En tout premier, il y a le don gratuit. Ensuite vient la parole aimable. Puis le comportement secourable. Enfin, il y a la coopération.
"Don gratuit" signifie ne pas être avide. Ne pas être avide signifie ne pas convoiter. Et, dans le langage quotidien, ne pas convoiter signifie ne pas courtiser (les puissants) pour obtenir des faveurs. Même si on dirigeait les quatre continents, si on veut transmettre l'enseignement de la vérité, on ne doit tout simplement pas faire preuve d'avidité. Cela pourrait se traduire, par exemple, par le fait de donner à des personnes que nous ne connaissons pas des trésors qu'on s'apprêtait à jeter. Lorsque nous offrons au Tathâgata des fleurs venues de montagnes lointaines, et quand nous donnons des trésors accumulés dans nos vies passées à des êtres vivants, qu'il s'agisse du don du Dharma ou d'objets matériels, dans chaque cas nous sommes dotés de la vertu qui accompagne le don gratuit.
Il existe un principe bouddhique qui veut que, même si les choses ne nous appartiennent pas en propre, cela ne nous empêche pas de donner gratuitement. Et on ne doit pas mépriser un don pour sa faible valeur; au contraire, son effet doit être réel. C'est quand nous laissons la vérité à la vérité que nous atteignons la vérité. Et quand nous l'atteignons, il est inévitable que la vérité continue à être laissée à la vérité. Lorsqu'on laisse les possessions n'être que des possessions, elles se transforment inévitablement en dons. Nous nous donnons à nous-mêmes et nous donnons le monde extérieur à lui-même. Les influences directes et indirectes de ce don s'étendent loin dans le ciel au-dessus de nous et dans le monde des humains, atteignant jusqu'aux sages et au sacré qui ont fait l'expérience de l'effet. La raison en est qu'en devenant le donateur et le récipiendaire, le sujet et l'objet du don sont inter-connectés; c'est pour cela que le Bouddha déclare: "Quand un donateur entre dans une assemblée, les autres l'admirent dès le départ. Rappelez-vous, l'esprit d'une telle personne est compris de façon tacite". Il nous faut donc donner librement, fut-ce un seul mot ou un seul verset du Dharma, et ainsi cela devient une bonne semence en cette vie et dans les autres.
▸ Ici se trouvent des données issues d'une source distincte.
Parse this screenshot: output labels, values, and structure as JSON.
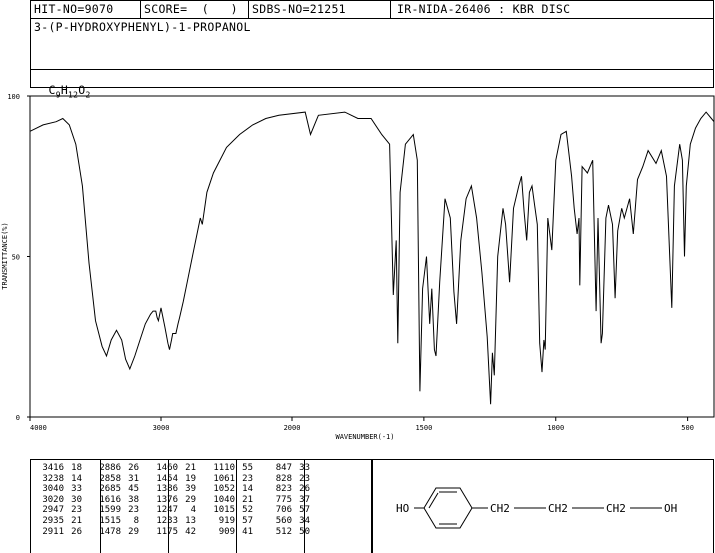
{
  "header": {
    "hit_no": "HIT-NO=9070",
    "score": "SCORE=  (   )",
    "sdbs_no": "SDBS-NO=21251",
    "ir_info": "IR-NIDA-26406 : KBR DISC"
  },
  "compound_name": "3-(P-HYDROXYPHENYL)-1-PROPANOL",
  "formula": {
    "main": "C9H12O2",
    "parts": [
      "C",
      "9",
      "H",
      "12",
      "O",
      "2"
    ]
  },
  "chart_data": {
    "type": "line",
    "xlabel": "WAVENUMBER(-1)",
    "ylabel": "TRANSMITTANCE(%)",
    "xlim": [
      4000,
      400
    ],
    "ylim": [
      0,
      100
    ],
    "x_ticks": [
      4000,
      3000,
      2000,
      1500,
      1000,
      500
    ],
    "x_tick_labels": [
      "4000",
      "3000",
      "2000",
      "1500",
      "1000",
      "500"
    ],
    "y_ticks": [
      0,
      50,
      100
    ],
    "y_tick_labels": [
      "0",
      "50",
      "100"
    ],
    "series": [
      {
        "points": [
          [
            4000,
            89
          ],
          [
            3900,
            91
          ],
          [
            3800,
            92
          ],
          [
            3750,
            93
          ],
          [
            3700,
            91
          ],
          [
            3650,
            85
          ],
          [
            3600,
            72
          ],
          [
            3550,
            48
          ],
          [
            3500,
            30
          ],
          [
            3450,
            22
          ],
          [
            3416,
            19
          ],
          [
            3380,
            24
          ],
          [
            3340,
            27
          ],
          [
            3300,
            24
          ],
          [
            3270,
            18
          ],
          [
            3238,
            15
          ],
          [
            3200,
            19
          ],
          [
            3160,
            24
          ],
          [
            3120,
            29
          ],
          [
            3080,
            32
          ],
          [
            3060,
            33
          ],
          [
            3040,
            33
          ],
          [
            3030,
            31
          ],
          [
            3020,
            30
          ],
          [
            3000,
            34
          ],
          [
            2970,
            28
          ],
          [
            2947,
            23
          ],
          [
            2935,
            21
          ],
          [
            2920,
            24
          ],
          [
            2911,
            26
          ],
          [
            2886,
            26
          ],
          [
            2870,
            29
          ],
          [
            2858,
            31
          ],
          [
            2830,
            36
          ],
          [
            2800,
            42
          ],
          [
            2760,
            50
          ],
          [
            2700,
            62
          ],
          [
            2685,
            60
          ],
          [
            2650,
            70
          ],
          [
            2600,
            76
          ],
          [
            2500,
            84
          ],
          [
            2400,
            88
          ],
          [
            2300,
            91
          ],
          [
            2200,
            93
          ],
          [
            2100,
            94
          ],
          [
            1950,
            95
          ],
          [
            1930,
            88
          ],
          [
            1900,
            94
          ],
          [
            1800,
            95
          ],
          [
            1750,
            93
          ],
          [
            1700,
            93
          ],
          [
            1660,
            88
          ],
          [
            1630,
            85
          ],
          [
            1616,
            38
          ],
          [
            1605,
            55
          ],
          [
            1599,
            23
          ],
          [
            1590,
            70
          ],
          [
            1570,
            85
          ],
          [
            1540,
            88
          ],
          [
            1525,
            80
          ],
          [
            1515,
            8
          ],
          [
            1505,
            40
          ],
          [
            1490,
            50
          ],
          [
            1478,
            29
          ],
          [
            1470,
            40
          ],
          [
            1460,
            21
          ],
          [
            1454,
            19
          ],
          [
            1440,
            42
          ],
          [
            1420,
            68
          ],
          [
            1400,
            62
          ],
          [
            1386,
            39
          ],
          [
            1376,
            29
          ],
          [
            1360,
            55
          ],
          [
            1340,
            68
          ],
          [
            1320,
            72
          ],
          [
            1300,
            62
          ],
          [
            1280,
            45
          ],
          [
            1260,
            25
          ],
          [
            1247,
            4
          ],
          [
            1240,
            20
          ],
          [
            1233,
            13
          ],
          [
            1220,
            50
          ],
          [
            1200,
            65
          ],
          [
            1190,
            60
          ],
          [
            1175,
            42
          ],
          [
            1160,
            65
          ],
          [
            1140,
            72
          ],
          [
            1130,
            75
          ],
          [
            1120,
            64
          ],
          [
            1110,
            55
          ],
          [
            1100,
            70
          ],
          [
            1090,
            72
          ],
          [
            1080,
            66
          ],
          [
            1070,
            60
          ],
          [
            1061,
            23
          ],
          [
            1052,
            14
          ],
          [
            1045,
            24
          ],
          [
            1040,
            21
          ],
          [
            1030,
            62
          ],
          [
            1015,
            52
          ],
          [
            1000,
            80
          ],
          [
            980,
            88
          ],
          [
            960,
            89
          ],
          [
            940,
            75
          ],
          [
            930,
            65
          ],
          [
            919,
            57
          ],
          [
            912,
            62
          ],
          [
            909,
            41
          ],
          [
            900,
            78
          ],
          [
            880,
            76
          ],
          [
            860,
            80
          ],
          [
            847,
            33
          ],
          [
            840,
            62
          ],
          [
            828,
            23
          ],
          [
            823,
            26
          ],
          [
            810,
            62
          ],
          [
            800,
            66
          ],
          [
            785,
            60
          ],
          [
            775,
            37
          ],
          [
            765,
            58
          ],
          [
            750,
            65
          ],
          [
            740,
            62
          ],
          [
            720,
            68
          ],
          [
            706,
            57
          ],
          [
            690,
            74
          ],
          [
            670,
            78
          ],
          [
            650,
            83
          ],
          [
            620,
            79
          ],
          [
            600,
            83
          ],
          [
            580,
            75
          ],
          [
            560,
            34
          ],
          [
            550,
            72
          ],
          [
            530,
            85
          ],
          [
            520,
            80
          ],
          [
            512,
            50
          ],
          [
            505,
            72
          ],
          [
            490,
            85
          ],
          [
            470,
            90
          ],
          [
            450,
            93
          ],
          [
            430,
            95
          ],
          [
            410,
            93
          ],
          [
            400,
            92
          ]
        ]
      }
    ],
    "peak_table": [
      [
        "3416",
        "18",
        "2886",
        "26",
        "1460",
        "21",
        "1110",
        "55",
        "847",
        "33"
      ],
      [
        "3238",
        "14",
        "2858",
        "31",
        "1454",
        "19",
        "1061",
        "23",
        "828",
        "23"
      ],
      [
        "3040",
        "33",
        "2685",
        "45",
        "1386",
        "39",
        "1052",
        "14",
        "823",
        "26"
      ],
      [
        "3020",
        "30",
        "1616",
        "38",
        "1376",
        "29",
        "1040",
        "21",
        "775",
        "37"
      ],
      [
        "2947",
        "23",
        "1599",
        "23",
        "1247",
        "4",
        "1015",
        "52",
        "706",
        "57"
      ],
      [
        "2935",
        "21",
        "1515",
        "8",
        "1233",
        "13",
        "919",
        "57",
        "560",
        "34"
      ],
      [
        "2911",
        "26",
        "1478",
        "29",
        "1175",
        "42",
        "909",
        "41",
        "512",
        "50"
      ]
    ]
  },
  "structure": {
    "left_label": "HO",
    "chain": [
      "CH2",
      "CH2",
      "CH2"
    ],
    "right_label": "OH"
  },
  "colors": {
    "ink": "#000000",
    "background": "#ffffff"
  }
}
Nous devons donner librement même un seul sou ou un brin d'herbe d'aumônes, et ainsi cela suscitera une bonne racine en cet âge ou en d'autres. Le Dharma peut être un trésor, et les dons matériels peuvent être un dharma -- cela dépend des espoirs et des plaisirs. En vérité, le don d'une barbe peut corriger l'esprit d'une personne, et servir du sable peut vous obtenir le trône. Ces donateurs ne convoitent pas de récompenses, mais ils partagent selon leurs possibilités. Fournir un bateau ou construire un pont sont un don gratuit en accord avec la dâna-pâramitâ. Quand nous apprenons à bien donner, recevoir et abandonner le corps sont tous deux du don gratuit. Gagner sa vie et faire un travail productif ne sont à l'origine rien d'autre que le don gratuit. Laisser les fleurs au vent et les oiseaux au temps peut aussi se révéler être le comportement méritoire du don gratuit. Les donateurs autant que les récipiendaires devraient apprendre à fond la vérité qui certifie que la capacité du grand roi Açoka à servir une demi-mangue à des centaines de moines est un service d'offrandes ample et sublime.
Nous ne devons pas seulement rassembler les énergies de notre corps mais aussi faire attention à ne pas négliger les opportunités. Certes, c'est parce que nous sommes dès l'origine équipés de la vertu du don gratuit que nous nous sommes reçus tels que nous sommes maintenant. Le Bouddha affirme: "Il est possible de recevoir et d'utiliser [le don] même si l'objet, c'est nous-mêmes, et il est d'autant plus facile à donner aux parents, aux épouses et aux enfants". En clair, le pratiquer est en soi une sorte de don gratuit, et le donner aux parents, aux épouses et aux enfants peut aussi être un don gratuit.
Quand nous pouvons donner ne fut-ce qu'un grain de poussière en don gratuit, quoique ce soit notre action à nous, nous nous en réjouirons doucement, parce que nous aurons déjà reçu la transmission authentique de l'une des vertus des bouddhas et parce que, pour la première fois, nous pratiquerons une des méthodes d'un bodhisattva.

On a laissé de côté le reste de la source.